May 21, 2003
Molly Albracht won't be the only member of her family receiving a master of arts degrees in creative writing this week. Thanks in large part to her encouragement, her father David Albracht will receive the same degree.
"You tend to think it's a father being the mentor of his children, but Molly has been the mentor for me throughout this entire program," said David, 54, a Sebastopol resident. "She's just been keeping me going and she's definitely been an inspiration. I wouldn't be writing any poetry if it weren't for her."
Molly, 32, also a Sebastopol resident, fell in love with reading at age 4, after her father "had me march around the kitchen memorizing words on flash cards," she said. By the fourth grade, she was reading Franz Kafka and "War and Peace."

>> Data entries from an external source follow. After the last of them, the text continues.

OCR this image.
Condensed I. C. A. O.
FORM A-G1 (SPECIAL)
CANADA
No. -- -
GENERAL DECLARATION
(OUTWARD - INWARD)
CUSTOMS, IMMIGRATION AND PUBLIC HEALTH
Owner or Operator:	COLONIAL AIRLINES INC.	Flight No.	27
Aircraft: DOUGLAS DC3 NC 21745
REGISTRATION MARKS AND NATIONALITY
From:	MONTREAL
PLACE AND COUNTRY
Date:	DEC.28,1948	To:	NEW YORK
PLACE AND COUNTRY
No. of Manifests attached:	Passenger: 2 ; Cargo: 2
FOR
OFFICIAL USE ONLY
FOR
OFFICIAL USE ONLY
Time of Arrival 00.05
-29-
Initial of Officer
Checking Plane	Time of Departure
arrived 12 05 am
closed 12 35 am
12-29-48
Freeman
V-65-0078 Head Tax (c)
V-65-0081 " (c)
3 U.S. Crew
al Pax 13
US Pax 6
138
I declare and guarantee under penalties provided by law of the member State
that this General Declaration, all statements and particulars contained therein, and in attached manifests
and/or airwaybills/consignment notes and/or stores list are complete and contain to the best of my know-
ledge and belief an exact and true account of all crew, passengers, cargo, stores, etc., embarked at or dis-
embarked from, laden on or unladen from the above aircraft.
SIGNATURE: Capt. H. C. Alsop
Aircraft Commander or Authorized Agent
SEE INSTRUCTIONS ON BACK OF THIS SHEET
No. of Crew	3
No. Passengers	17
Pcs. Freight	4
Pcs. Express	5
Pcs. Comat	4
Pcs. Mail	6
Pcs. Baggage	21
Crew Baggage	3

About five years ago, Molly encouraged her father -- a tile-setting contractor by day -- to join her writing group and overcome his shyness through poetry.
After David nurtured his talent in several extension classes at Sonoma State, Molly encouraged him to join her in applying for the master of arts program in creative writing at SFSU for fall 2000. They both were among the 10 percent of applicants accepted into the prestigious and highly competitive program, for which they were required to submit 15 to 20 original poems.
David's mother, Mary Albracht, is a key inspiration for both of them. Mary, who grew up in the Great Depression and raised six children, wrote beautiful poems and was an avid reader despite having a sixth-grade education. Mary kept her poetic talent to herself until she gave a collection, a worn spiral notebook with about 18 poems, to Molly as a graduation gift in 1996 when she recieved a bachelor's degree from Sonoma State University.
Ever since Molly and David began attending SFSU together, the Los Angeles natives have continued to support each other in classes, writing and life in general. They have developed a close friendship that most parents and grown children can only dream of -- taking classes together, carpooling to campus, providing feedback on each other's poems, and enjoying an occasional beer together on campus.
Creative writing students and faculty have enjoyed their presence in class.
"I think that both are remarkable in being so able to be open around each other and not display a competitive nature," said Maxine Chernoff, chair of the Creative Writing Department. "Seeing their relationship in the class, their respect for each other, for instance, was very instructive for the other students about the issue of trust."
This fall, David and Molly will return to campus to pursue master of fine arts degrees -- the highest degree possible in the field of creative writing. Molly is determined to write and teach poetry in any capacity. David hopes to travel and write a poetry cookbook with his wife, a pastry chef at an Anderson Valley casino.